REM sleep comprises about 20% of an adult’s sleep. Most dreams occur during the REM phase. The way we move our eyes during dreams corresponds to the actions occurring in the dream, such as an ex-smoker imagining smoking in a dream, and turning his eyes in the same direction he would move them to watch his hand stubbing out a cigarette in an ashtray (Leclair-Visonneau, Oudiette, Gaymard, Leu-Semenescu, & Arnulf, 2010).

A great deal is going on in the sleeping brain. Sleep is crucial to the process of memory formation. Certain specialized groups of neurons in the hippocampus, part of the limbic system responsible for learning, are active during REM sleep but not during NREM sleep (Boyce, Glasgow, Williams, & Adamantidis, 2016). During this phase, memories are consolidated into long-term learning. During sleep, the brain reinforces neural pathways and culls others. This process involves both the growth of new synapses and the pruning of those no longer being utilized (Maret, Faraguna, Nelson, Cirelli, & Tononi, 2011).

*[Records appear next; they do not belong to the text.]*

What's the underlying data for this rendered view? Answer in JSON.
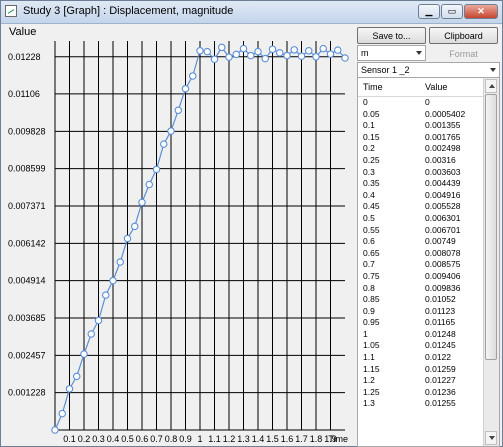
{
  "window": {
    "title": "Study 3  [Graph] : Displacement, magnitude",
    "minimize": "▁",
    "maximize": "▭",
    "close": "✕"
  },
  "panel": {
    "save_label": "Save to...",
    "clipboard_label": "Clipboard",
    "unit_value": "m",
    "format_label": "Format",
    "sensor_value": "Sensor 1 _2"
  },
  "table": {
    "headers": [
      "Time",
      "Value"
    ],
    "rows": [
      [
        "0",
        "0"
      ],
      [
        "0.05",
        "0.0005402"
      ],
      [
        "0.1",
        "0.001355"
      ],
      [
        "0.15",
        "0.001765"
      ],
      [
        "0.2",
        "0.002498"
      ],
      [
        "0.25",
        "0.00316"
      ],
      [
        "0.3",
        "0.003603"
      ],
      [
        "0.35",
        "0.004439"
      ],
      [
        "0.4",
        "0.004916"
      ],
      [
        "0.45",
        "0.005528"
      ],
      [
        "0.5",
        "0.006301"
      ],
      [
        "0.55",
        "0.006701"
      ],
      [
        "0.6",
        "0.00749"
      ],
      [
        "0.65",
        "0.008078"
      ],
      [
        "0.7",
        "0.008575"
      ],
      [
        "0.75",
        "0.009406"
      ],
      [
        "0.8",
        "0.009836"
      ],
      [
        "0.85",
        "0.01052"
      ],
      [
        "0.9",
        "0.01123"
      ],
      [
        "0.95",
        "0.01165"
      ],
      [
        "1",
        "0.01248"
      ],
      [
        "1.05",
        "0.01245"
      ],
      [
        "1.1",
        "0.0122"
      ],
      [
        "1.15",
        "0.01259"
      ],
      [
        "1.2",
        "0.01227"
      ],
      [
        "1.25",
        "0.01236"
      ],
      [
        "1.3",
        "0.01255"
      ]
    ]
  },
  "chart_data": {
    "type": "line",
    "ylabel": "Value",
    "xlabel": "Time",
    "yticks": [
      "0.001228",
      "0.002457",
      "0.003685",
      "0.004914",
      "0.006142",
      "0.007371",
      "0.008599",
      "0.009828",
      "0.01106",
      "0.01228"
    ],
    "ytick_values": [
      0.001228,
      0.002457,
      0.003685,
      0.004914,
      0.006142,
      0.007371,
      0.008599,
      0.009828,
      0.01106,
      0.01228
    ],
    "xticks": [
      "0.1",
      "0.2",
      "0.3",
      "0.4",
      "0.5",
      "0.6",
      "0.7",
      "0.8",
      "0.9",
      "1",
      "1.1",
      "1.2",
      "1.3",
      "1.4",
      "1.5",
      "1.6",
      "1.7",
      "1.8",
      "1.9"
    ],
    "xtick_values": [
      0.1,
      0.2,
      0.3,
      0.4,
      0.5,
      0.6,
      0.7,
      0.8,
      0.9,
      1.0,
      1.1,
      1.2,
      1.3,
      1.4,
      1.5,
      1.6,
      1.7,
      1.8,
      1.9
    ],
    "xlim": [
      0,
      2.0
    ],
    "ylim": [
      0,
      0.0128
    ],
    "grid": true,
    "line_color": "#5b8fd6",
    "x": [
      0,
      0.05,
      0.1,
      0.15,
      0.2,
      0.25,
      0.3,
      0.35,
      0.4,
      0.45,
      0.5,
      0.55,
      0.6,
      0.65,
      0.7,
      0.75,
      0.8,
      0.85,
      0.9,
      0.95,
      1.0,
      1.05,
      1.1,
      1.15,
      1.2,
      1.25,
      1.3,
      1.35,
      1.4,
      1.45,
      1.5,
      1.55,
      1.6,
      1.65,
      1.7,
      1.75,
      1.8,
      1.85,
      1.9,
      1.95,
      2.0
    ],
    "y": [
      0,
      0.0005402,
      0.001355,
      0.001765,
      0.002498,
      0.00316,
      0.003603,
      0.004439,
      0.004916,
      0.005528,
      0.006301,
      0.006701,
      0.00749,
      0.008078,
      0.008575,
      0.009406,
      0.009836,
      0.01052,
      0.01123,
      0.01165,
      0.01248,
      0.01245,
      0.0122,
      0.01259,
      0.01227,
      0.01236,
      0.01255,
      0.01232,
      0.01245,
      0.01222,
      0.01253,
      0.01241,
      0.01232,
      0.01251,
      0.0123,
      0.01248,
      0.01228,
      0.01255,
      0.01237,
      0.0125,
      0.01224
    ]
  }
}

The brain is also in problem-solving mode while we sleep. While the brain’s visual cortex is inactive, due to the absence of input from the optic nerve, the visual association cortex, immediately above it, is very active during REM sleep. One function of this part of the brain is to make associations between objects, experiences, and emotions (Hoss & Hoss, 2013). When emotions such as fear are experienced in dreams, the brain’s emotional network is activated. Structures such as the amygdala and hippocampus show heightened arousal, just as though an objective waking threat had been perceived (Hoss & Hoss, 2013). REM sleep facilitates the processing of negative emotions such as fear and stress (MacNamara, 2011), while groups of neurons in the hippocampus involved in memory retrieval and storage in waking states are reactivated when dreaming. In the dream state, the brain recalls and rehearses events in an attempt to resolve their emotional content (Hoss & Hoss, 2013). In this way, dreams can be the brain’s way of coping with psychological dilemmas. Consider the following case from the book Dream to Freedom (Hoss & Hoss, 2013):

Bill was a corporate executive whose company was restructuring and eliminating top executives. He was holding out for the possibility that some position would open internally because he feared that if he looked elsewhere he would never find a good job at his age and would also lose his retirement package. The positions open to him internally, however, were uncertain and not well suited to his career, but he considered it too risky to look outside. He had the following dream: “I am a passenger in a boat on a dark underground river trying to find a way out and a position in the windows where I can see daylight. A tour guide appears behind me and points out an opening in the front of the boat that I had not seen before and says, “You can walk out that door.” I didn’t understand what he was saying at first and was reluctant since it didn’t make sense, but finally at his constant urging I walked out the door and found myself out in front. At that point the boat emerged from the cave and into a bright beautiful sunlit setting of calm water.” In a follow up, actual learning appears to have taken place. After the dream the executive decided to try looking outside and accepted what turned out to be a fantastic position in another company and he indeed walked out the door of his old company.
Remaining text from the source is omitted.